Für Europa ist vor allem der Co-Lead relevant. Der Scaleup Europe Fund wurde von der Europäischen Kommission gemeinsam mit europäischen Investoren aufgesetzt und im Juni beim European Innovation Council Summit in Brüssel präsentiert. Der Fonds hat ein Zielvolumen von fünf Milliarden Euro, wird von EQT unabhängig und marktbasiert gemanagt und soll die Lücke bei großvolumigen Wachstumsfinanzierungen schließen, wegen der europäische Tech-Unternehmen bislang häufig auf US-Kapital angewiesen waren. Zu den Zielbranchen zählen neben Quanten- und Halbleitertechnologien, Robotik, Energie- und Weltraumtechnologien auch Künstliche Intelligenz.

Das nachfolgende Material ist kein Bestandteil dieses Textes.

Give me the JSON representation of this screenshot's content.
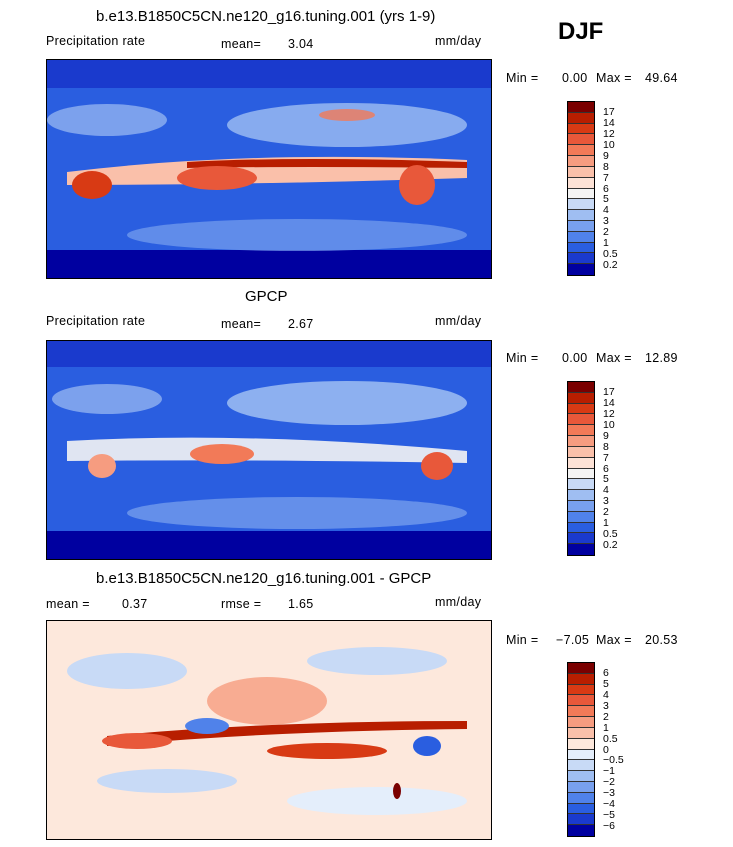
{
  "season": "DJF",
  "panels": [
    {
      "title": "b.e13.B1850C5CN.ne120_g16.tuning.001 (yrs 1-9)",
      "left_label": "Precipitation rate",
      "stat_label": "mean=",
      "stat_value": "3.04",
      "units": "mm/day",
      "min_label": "Min =",
      "min_value": "0.00",
      "max_label": "Max =",
      "max_value": "49.64",
      "ticks": [
        "17",
        "14",
        "12",
        "10",
        "9",
        "8",
        "7",
        "6",
        "5",
        "4",
        "3",
        "2",
        "1",
        "0.5",
        "0.2"
      ],
      "colors": [
        "#7a0000",
        "#b81e00",
        "#d83a14",
        "#e8583a",
        "#f27a58",
        "#f69c80",
        "#fac0aa",
        "#fde2d6",
        "#f4f4f4",
        "#c8daf6",
        "#9fbef2",
        "#78a0ee",
        "#5082ea",
        "#2a5ee0",
        "#1a3acd",
        "#0000a0"
      ]
    },
    {
      "title": "GPCP",
      "left_label": "Precipitation rate",
      "stat_label": "mean=",
      "stat_value": "2.67",
      "units": "mm/day",
      "min_label": "Min =",
      "min_value": "0.00",
      "max_label": "Max =",
      "max_value": "12.89",
      "ticks": [
        "17",
        "14",
        "12",
        "10",
        "9",
        "8",
        "7",
        "6",
        "5",
        "4",
        "3",
        "2",
        "1",
        "0.5",
        "0.2"
      ],
      "colors": [
        "#7a0000",
        "#b81e00",
        "#d83a14",
        "#e8583a",
        "#f27a58",
        "#f69c80",
        "#fac0aa",
        "#fde2d6",
        "#f4f4f4",
        "#c8daf6",
        "#9fbef2",
        "#78a0ee",
        "#5082ea",
        "#2a5ee0",
        "#1a3acd",
        "#0000a0"
      ]
    },
    {
      "title": "b.e13.B1850C5CN.ne120_g16.tuning.001 - GPCP",
      "left_label": "mean =",
      "left_value": "0.37",
      "stat_label": "rmse =",
      "stat_value": "1.65",
      "units": "mm/day",
      "min_label": "Min =",
      "min_value": "−7.05",
      "max_label": "Max =",
      "max_value": "20.53",
      "ticks": [
        "6",
        "5",
        "4",
        "3",
        "2",
        "1",
        "0.5",
        "0",
        "−0.5",
        "−1",
        "−2",
        "−3",
        "−4",
        "−5",
        "−6"
      ],
      "colors": [
        "#7a0000",
        "#b81e00",
        "#d83a14",
        "#e8583a",
        "#f27a58",
        "#f69c80",
        "#fac0aa",
        "#fde8dc",
        "#e4eefb",
        "#c8daf6",
        "#9fbef2",
        "#78a0ee",
        "#5082ea",
        "#2a5ee0",
        "#1a3acd",
        "#0000a0"
      ]
    }
  ]
}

Bemerkenswert ist das Tempo. Bei der Präsentation im Juni hieß es noch, die ersten Investments seien für Herbst 2026 geplant. Lovable zählt laut Aussendung nun zu den ersten Beteiligungen des Fonds, das allererste Investment war es allerdings nicht.

Victor Englesson, Partner bei EQT und Co-Head des Scaleup Europe Fund, verweist in der Aussendung darauf, dass Anton Osika, Fabian Hedin und ihr Team eines der ambitioniertesten und am schnellsten wachsenden KI-Unternehmen aufgebaut hätten. Genau dafür sei der Fonds geschaffen worden. Matt Murphy, Partner bei Menlo Ventures, argumentiert, Lovable adressiere jene Milliarden Menschen, die Ideen hätten, aber bislang an der technischen Umsetzung scheiterten.

Osika selbst hatte diese Europa-Perspektive bereits im vergangenen November auf der Slush in Helsinki betont. „Europa ist in vielerlei Hinsicht ein besserer Ort, um ein KI- oder Tech-Unternehmen aufzubauen“, sagte er dort auf der Hauptbühne.

Bemerkenswert bleibt dabei ein Detail der Investorenliste: Mit Tencent steigt zeitgleich ein chinesischer Konzern ein. Der Anspruch, ein europäisches Tech-Unternehmen mit europäischem Kapital zu skalieren, trifft damit in derselben Runde auf globale Beteiligungsstrukturen.